The fourth annual Innovative Alternative Investment Strategies conference in Denver (USA) just wrapped up and once again it proved to be complete success. The conference was attended by approximately 600 financial advisers looking to get some more information on how best to capitalise on the growing demand for alternative investment options in the market. There were about 65 exhibitors on hand and for the second year in a row, a full day of workshops that focused on the impact investing.
This is the fourth such conference and it is no coincidence that these types of alternative conferences have become more common in the last few years. Many ceased to be a secret investment of the rich and affluent, and were introduced to the global investment community when the US-European financial crisis began in 2008. When the global stock markets took a dive and struggled to recover, many of the alternative options delivered above-average returns and were unaffected by other asset classes. Nowadays, investors are more cautious when it comes to unpredictable and unreliable traditional investments such as stocks and bonds. Who can blame them? Investors have lost hundreds of billions of dollars as a result of the GFC and it’s residual affects are still being felt today, in regions around the world.
As I mentioned previously, there once was a time when alternative options were only available to the super-rich, but changes in the investment marketplace over the last half a decade have made them more accessible to the average private investor.

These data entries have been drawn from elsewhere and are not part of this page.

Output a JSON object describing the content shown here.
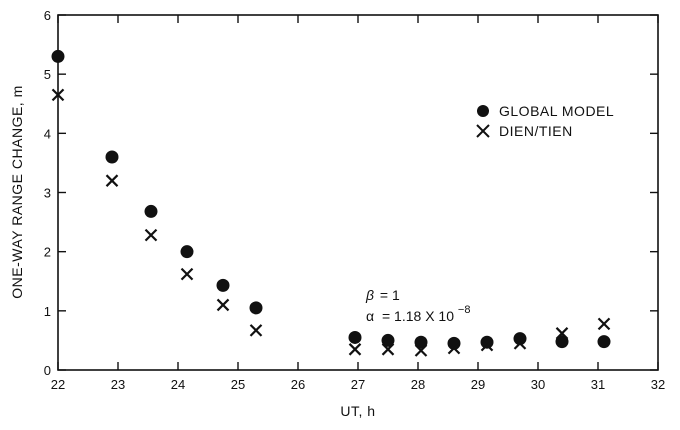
{
  "chart_data": {
    "type": "scatter",
    "xlabel": "UT, h",
    "ylabel": "ONE-WAY RANGE CHANGE, m",
    "xlim": [
      22,
      32
    ],
    "ylim": [
      0,
      6
    ],
    "x_ticks": [
      22,
      23,
      24,
      25,
      26,
      27,
      28,
      29,
      30,
      31,
      32
    ],
    "y_ticks": [
      0,
      1,
      2,
      3,
      4,
      5,
      6
    ],
    "grid": false,
    "legend_position": "top-right",
    "series": [
      {
        "name": "GLOBAL MODEL",
        "marker": "filled-circle",
        "x": [
          22.0,
          22.9,
          23.55,
          24.15,
          24.75,
          25.3,
          26.95,
          27.5,
          28.05,
          28.6,
          29.15,
          29.7,
          30.4,
          31.1
        ],
        "y": [
          5.3,
          3.6,
          2.68,
          2.0,
          1.43,
          1.05,
          0.55,
          0.5,
          0.47,
          0.45,
          0.47,
          0.53,
          0.48,
          0.48
        ]
      },
      {
        "name": "DIEN/TIEN",
        "marker": "x",
        "x": [
          22.0,
          22.9,
          23.55,
          24.15,
          24.75,
          25.3,
          26.95,
          27.5,
          28.05,
          28.6,
          29.15,
          29.7,
          30.4,
          31.1
        ],
        "y": [
          4.65,
          3.2,
          2.28,
          1.62,
          1.1,
          0.67,
          0.35,
          0.35,
          0.33,
          0.37,
          0.42,
          0.45,
          0.62,
          0.78
        ]
      }
    ],
    "annotations": {
      "beta_symbol": "β",
      "beta_value": "= 1",
      "alpha_symbol": "α",
      "alpha_value": "= 1.18 X 10",
      "alpha_exponent": "−8"
    }
  }
}
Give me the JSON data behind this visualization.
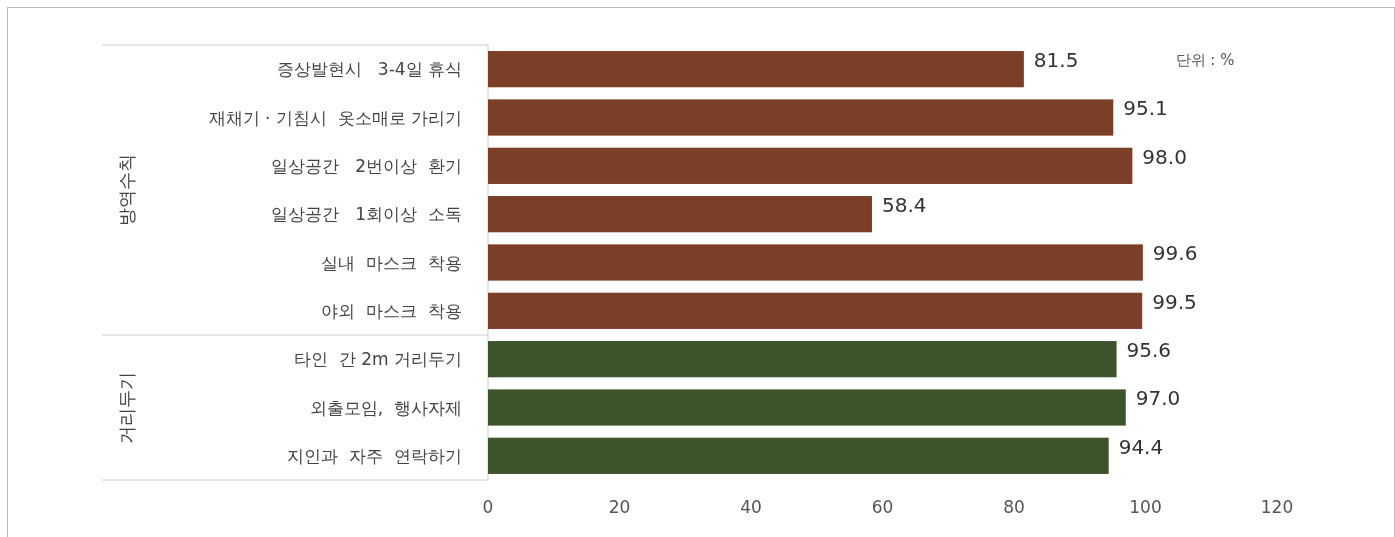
{
  "chart_data": {
    "type": "bar",
    "orientation": "horizontal",
    "categories": [
      "증상발현시   3-4일 휴식",
      "재채기 · 기침시  옷소매로 가리기",
      "일상공간   2번이상  환기",
      "일상공간   1회이상  소독",
      "실내  마스크  착용",
      "야외  마스크  착용",
      "타인  간 2m 거리두기",
      "외출모임,  행사자제",
      "지인과  자주  연락하기"
    ],
    "values": [
      81.5,
      95.1,
      98.0,
      58.4,
      99.6,
      99.5,
      95.6,
      97.0,
      94.4
    ],
    "colors": [
      "#7b3e26",
      "#7b3e26",
      "#7b3e26",
      "#7b3e26",
      "#7b3e26",
      "#7b3e26",
      "#3d552d",
      "#3d552d",
      "#3d552d"
    ],
    "value_labels": [
      "81.5",
      "95.1",
      "98.0",
      "58.4",
      "99.6",
      "99.5",
      "95.6",
      "97.0",
      "94.4"
    ],
    "xlim": [
      0,
      120
    ],
    "xticks": [
      0,
      20,
      40,
      60,
      80,
      100,
      120
    ],
    "annotations": [
      "단위 : %",
      "방역수칙",
      "거리두기"
    ]
  }
}
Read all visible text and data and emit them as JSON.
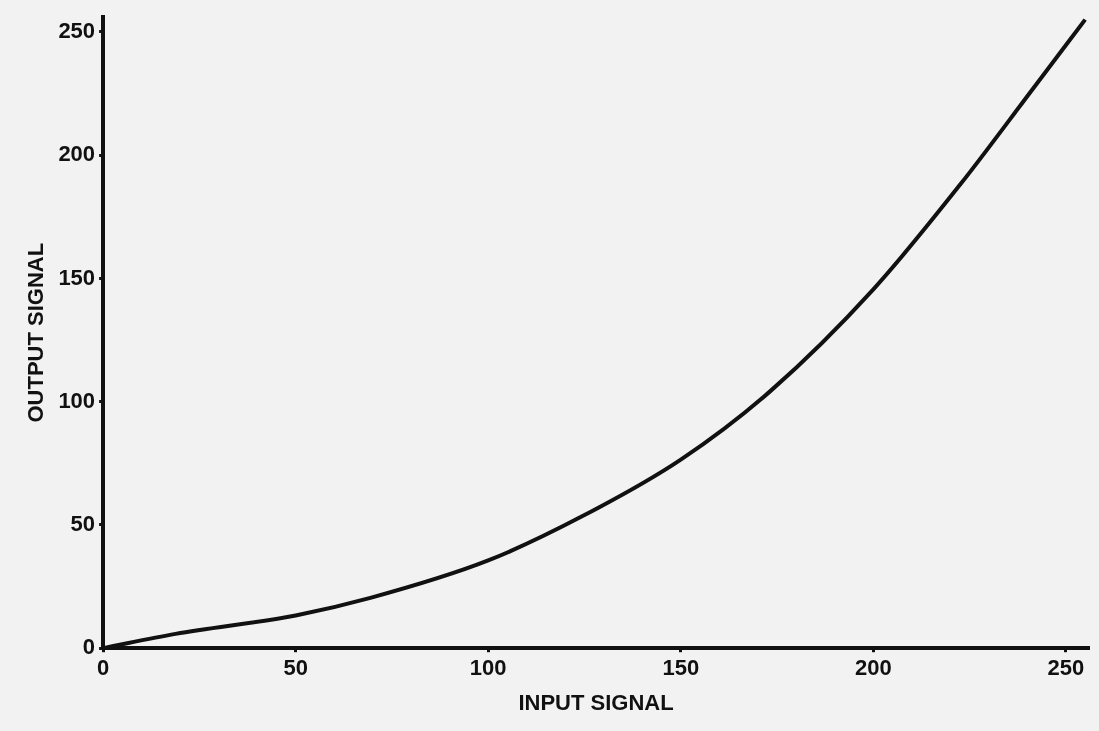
{
  "chart_data": {
    "type": "line",
    "xlabel": "INPUT SIGNAL",
    "ylabel": "OUTPUT SIGNAL",
    "series": [
      {
        "color": "#111111",
        "x": [
          0,
          18.8,
          50,
          69.4,
          100,
          125,
          150,
          173.4,
          200,
          222.8,
          241.4,
          255
        ],
        "values": [
          0,
          5.8,
          13.3,
          20.4,
          35.6,
          54,
          76.5,
          104.5,
          145.6,
          188.6,
          226.9,
          255
        ]
      }
    ],
    "xlim": [
      0,
      256
    ],
    "xticks": [
      0,
      50,
      100,
      150,
      200,
      250
    ],
    "ylim": [
      0,
      256
    ],
    "yticks": [
      0,
      50,
      100,
      150,
      200,
      250
    ],
    "grid": false,
    "legend": false,
    "marker": "none",
    "line_style": "solid"
  }
}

Because of this, millions have been taking advantage of the emerging opportunities, like shipping container investments. Some of the talk among the attendees of the Innovative Alternative Investment Strategies conference, centered around the diversification of portfolios and how much percentage should be allotted to alternatives and most importantly, which specific alternatives will improve the odds of long-term investment success. One financial adviser at the conference summed it up best when he said, “There’s a lot of potential for selection success and for selection error … If you pick the wrong one, you don’t get diversification.”
Clearly he was stating the obvious about picking the wrong one. Investing is always about trying to determine and select the best investment. That’s what every adviser and investor is looking for in the first place. Make no mistake, there are many alternative investment offerings in the marketplace, and when confronted with this, picking the right one can be a challenge. With that being said, although it will take some focused research to learn the truth about investments, the effort put forth will pay off in the future.